You each have your own unique personalities, quirks, gifts, and talents. You take full advantage of all God has blessed you with. You are very charismatic and like your father, you know how to use it. You have learned very early on to choose your battles, let the small things go and fight for what is important to you; again you inherited that from your father. I think all you got from me was your reaction to needing sleep. Oh, and the eyes, the eyes are definitely mine. Those will be the very thing that get you into trouble though, well, and out of trouble too. Okay too much information. It has been an absolute joy raising you. It is an honor to call you my daughter. I'm still in the role of mom but I know one day I'll be your best friend. I'm excited for those years. If the next 10 are as awesome as the first; you'll bless my socks off. I love you girl! Happy Birthday!

Love,
Mommy
xo xo xo xo xo

Wednesday, July 2, 2008

Ramblings

I've got a lot going on lately but have stopped to appreciate a few things here and there.

Watched Juno with Todd last night. Love the soundtrack, can't wait to get it. I loved the movie. It was especially moving for me I think because I was only a mere 16 when I got pregnant with my Tyler. Of course Juno is a Hollywood character; no one is as wise as her in those years!

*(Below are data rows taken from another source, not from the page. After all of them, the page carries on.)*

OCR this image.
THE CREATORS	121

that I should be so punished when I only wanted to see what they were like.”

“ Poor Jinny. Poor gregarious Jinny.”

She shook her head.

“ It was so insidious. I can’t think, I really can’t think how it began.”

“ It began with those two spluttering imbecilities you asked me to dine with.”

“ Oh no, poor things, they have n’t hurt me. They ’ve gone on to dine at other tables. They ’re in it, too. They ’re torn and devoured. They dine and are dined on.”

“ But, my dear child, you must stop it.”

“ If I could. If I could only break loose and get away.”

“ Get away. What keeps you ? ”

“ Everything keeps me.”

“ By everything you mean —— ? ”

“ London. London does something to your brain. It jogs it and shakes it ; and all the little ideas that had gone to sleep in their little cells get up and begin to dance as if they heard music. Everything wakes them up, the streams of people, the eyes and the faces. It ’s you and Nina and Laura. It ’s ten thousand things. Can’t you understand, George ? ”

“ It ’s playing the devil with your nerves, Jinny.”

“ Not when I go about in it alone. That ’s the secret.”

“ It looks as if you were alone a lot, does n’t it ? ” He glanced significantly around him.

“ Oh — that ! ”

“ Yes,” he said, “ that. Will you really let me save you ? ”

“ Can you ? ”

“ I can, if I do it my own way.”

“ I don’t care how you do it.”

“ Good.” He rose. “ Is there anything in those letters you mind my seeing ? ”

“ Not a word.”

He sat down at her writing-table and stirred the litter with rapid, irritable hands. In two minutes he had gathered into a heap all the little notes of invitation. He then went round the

If you'd ever like a little glimpse into my day to day with hubby Todd, watch this week's new episode of John & Kate Plus 8. It's the episode of "Girls Day Out." I wish Todd watched it with me, he was busy so I would laugh, hit pause, then run and tell him what they were bickering about. We could easily be them!

We've had a couple of fun days at the community pool. We are now cleaning the camper and preparing for our first trip of the season. We are headed up to Waters, MI for the 4th of July holiday with a friend of mine. I'm sure I'll have a few vacation pictures to post upon on return. We leave first thing tomorrow morning and I'm waaay behind schedule!

I had my first newborn shoot yesterday. Olivia was a perfect angel for me. She didn't say a peep and was perfect the entire time. I couldn't have asked for a better first experience. I'm really excited because I have about 1 booking per week for the upcoming weeks that we'll be in town so I'm happy to see my portfolio expanding. Check out my photo blog for a peak at Olivia.

Have a safe and happy anniversary celebration for our wonderful country!